Methodology to probe subunit interactions in ribonucleotide reductases

Abstract

Ribonucleotide reductases (RNRs) catalyze the conversion of nucleotides to deoxynucleotides, providing the monomelic precursors required for DNA replication and repair. Escherichia coli RNR is a 1:1 complex of two homodimeric subunits, α2 and β2. The interactions between α2 and β2 are thought to be largely associated with the C-terminal 20 amino acids (residues 356-375) of β2. To study subunit interactions, a single reactive cysteine has been introduced into each of 15 positions along the C-terminal tail of β2. Each cysteine has been modified with the photo-cross-linker benzophenone (BP) and the environmentally sensitive fluorophore dimethylaminonaphthalene (DAN). Each construct has been purified to homogeneity and characterized by sodium dodecyl sulfate polyacrylamide gel electrophoresis (SDS-PAGE) and electrospray ionization mass spectrometry (ESI-MS). Each BP-β2 has been incubated with 1 equiv of α2 and photolyzed, and the results have been analyzed quantitatively by SDS-PAGE. Each DAN-β2 was incubated with a 50-fold excess of α2, and the emission maximum and intensity were measured.
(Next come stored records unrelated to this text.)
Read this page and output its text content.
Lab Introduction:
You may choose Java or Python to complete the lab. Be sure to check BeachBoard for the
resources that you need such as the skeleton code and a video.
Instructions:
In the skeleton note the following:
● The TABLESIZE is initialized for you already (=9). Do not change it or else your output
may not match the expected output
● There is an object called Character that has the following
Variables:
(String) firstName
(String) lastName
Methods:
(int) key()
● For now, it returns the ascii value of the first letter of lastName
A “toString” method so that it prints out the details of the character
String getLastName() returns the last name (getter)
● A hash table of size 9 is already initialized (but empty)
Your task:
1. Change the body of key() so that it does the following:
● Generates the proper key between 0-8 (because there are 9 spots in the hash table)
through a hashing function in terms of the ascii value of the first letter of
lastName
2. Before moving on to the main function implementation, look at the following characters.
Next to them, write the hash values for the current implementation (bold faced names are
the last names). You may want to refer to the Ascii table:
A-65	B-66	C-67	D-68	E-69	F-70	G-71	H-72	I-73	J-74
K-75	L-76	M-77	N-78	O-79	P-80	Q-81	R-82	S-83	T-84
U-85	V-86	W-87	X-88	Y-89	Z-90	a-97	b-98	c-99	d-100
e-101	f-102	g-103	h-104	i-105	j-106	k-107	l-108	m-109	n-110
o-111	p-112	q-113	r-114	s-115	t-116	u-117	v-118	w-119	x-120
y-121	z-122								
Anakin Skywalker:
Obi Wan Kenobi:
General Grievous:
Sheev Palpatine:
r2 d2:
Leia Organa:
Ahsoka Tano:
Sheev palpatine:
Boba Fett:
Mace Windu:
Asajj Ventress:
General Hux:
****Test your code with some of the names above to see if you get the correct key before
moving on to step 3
A comparison of the results from the two sets of probes reveals that sites with the most extensive cross-linking are also associated with the greatest changes in fluorescence. Titration of four different DAN-β2 variants (351, 356, 365, and 367) with α2 gave a Kd ≈ 0.4 μM for subunit interaction. Disruption of the interaction of the α2-DAN-β2 complex is accompanied by a decrease in fluorescence intensity and can serve as a high-throughput screen for inhibitors of subunit interactions. © 2008 American Chemical Society.